Following the announcement that the pope was resigning, Christopher Hitchens was resurrected by Slate and Andrew Sullivan, but it didn’t do them any good. They republished a hit piece by the atheist from 2010 that was vintage Hitchens: he was a great polemicist but a third-class scholar. Facts never mattered to him.

Hitchens said the scandal “has only just begun.” Wrong. It began in the mid-60s and ended in the mid-80s. Current reports are almost all about old cases.

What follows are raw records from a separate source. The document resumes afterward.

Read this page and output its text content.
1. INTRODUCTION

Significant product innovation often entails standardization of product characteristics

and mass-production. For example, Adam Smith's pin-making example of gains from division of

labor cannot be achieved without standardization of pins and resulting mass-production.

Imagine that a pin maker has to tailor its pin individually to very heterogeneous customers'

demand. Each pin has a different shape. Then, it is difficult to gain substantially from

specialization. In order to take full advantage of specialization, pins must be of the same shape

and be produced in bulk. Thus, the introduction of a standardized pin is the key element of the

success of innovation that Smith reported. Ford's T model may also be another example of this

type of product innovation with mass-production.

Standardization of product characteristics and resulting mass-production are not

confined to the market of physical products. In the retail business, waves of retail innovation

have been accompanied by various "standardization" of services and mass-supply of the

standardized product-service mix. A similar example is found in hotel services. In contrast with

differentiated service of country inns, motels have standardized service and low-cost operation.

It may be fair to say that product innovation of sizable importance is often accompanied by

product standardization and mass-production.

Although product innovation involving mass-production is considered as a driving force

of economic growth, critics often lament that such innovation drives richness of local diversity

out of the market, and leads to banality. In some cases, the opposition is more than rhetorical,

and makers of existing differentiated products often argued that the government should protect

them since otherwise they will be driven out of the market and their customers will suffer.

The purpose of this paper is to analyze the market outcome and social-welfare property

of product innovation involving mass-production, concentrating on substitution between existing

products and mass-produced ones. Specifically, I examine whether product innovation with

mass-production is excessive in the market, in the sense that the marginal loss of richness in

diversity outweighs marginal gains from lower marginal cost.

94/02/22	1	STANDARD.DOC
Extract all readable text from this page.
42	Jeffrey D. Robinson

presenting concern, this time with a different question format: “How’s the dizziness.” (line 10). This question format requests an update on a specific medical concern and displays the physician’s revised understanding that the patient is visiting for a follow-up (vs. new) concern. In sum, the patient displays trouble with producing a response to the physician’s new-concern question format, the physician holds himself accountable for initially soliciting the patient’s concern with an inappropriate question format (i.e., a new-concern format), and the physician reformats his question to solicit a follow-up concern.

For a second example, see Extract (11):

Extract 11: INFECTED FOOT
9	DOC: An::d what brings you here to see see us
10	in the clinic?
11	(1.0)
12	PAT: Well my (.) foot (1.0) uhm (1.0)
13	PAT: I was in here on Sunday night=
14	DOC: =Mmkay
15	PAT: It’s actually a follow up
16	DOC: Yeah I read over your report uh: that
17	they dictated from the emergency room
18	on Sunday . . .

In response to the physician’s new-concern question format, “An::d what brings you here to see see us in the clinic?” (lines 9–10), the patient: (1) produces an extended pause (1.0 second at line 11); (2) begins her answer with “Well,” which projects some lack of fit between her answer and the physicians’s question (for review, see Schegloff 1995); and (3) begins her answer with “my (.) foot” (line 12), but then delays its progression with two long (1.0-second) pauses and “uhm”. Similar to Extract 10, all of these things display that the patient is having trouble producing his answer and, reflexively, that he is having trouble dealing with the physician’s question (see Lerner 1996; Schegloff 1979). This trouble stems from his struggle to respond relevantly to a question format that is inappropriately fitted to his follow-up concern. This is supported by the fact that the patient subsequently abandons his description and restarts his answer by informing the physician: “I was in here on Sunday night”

Hitchens also said Munich Archbishop Joseph Ratzinger (the pope) transferred an offending cleric to another parish. Wrong. Ratzinger’s deputy placed the priest in a new parish after he received therapy (the zeitgeist of the time), and even the New York Times said there was no evidence that Ratzinger knew about it.

Hitchens said Ratzinger wrote a 2001 letter to the bishops telling them it was a crime to report sexual abuse. Wrong. The letter dealt with desecrating the Eucharist, and the sexual solicitation by a priest in the confessional (the letter cited a 1962 document detailing harsh sanctions).

Hitchens said Ratzinger was obstructing justice when he crafted new norms on sexual abuse in 2001. Wrong. He added new sanctions and extended the statute of limitations for such offenses.

Hitchens said Ratzinger ignored accusations against Father Marcial Maciel. Wrong. It was Benedict who got him removed from ministry and put his religious order in receivership.

Hitchens’ hatred of the Church allowed him to swing wildly. That Slate and Andrew Sullivan resurrected him makes them all look incompetent, as well as vicious.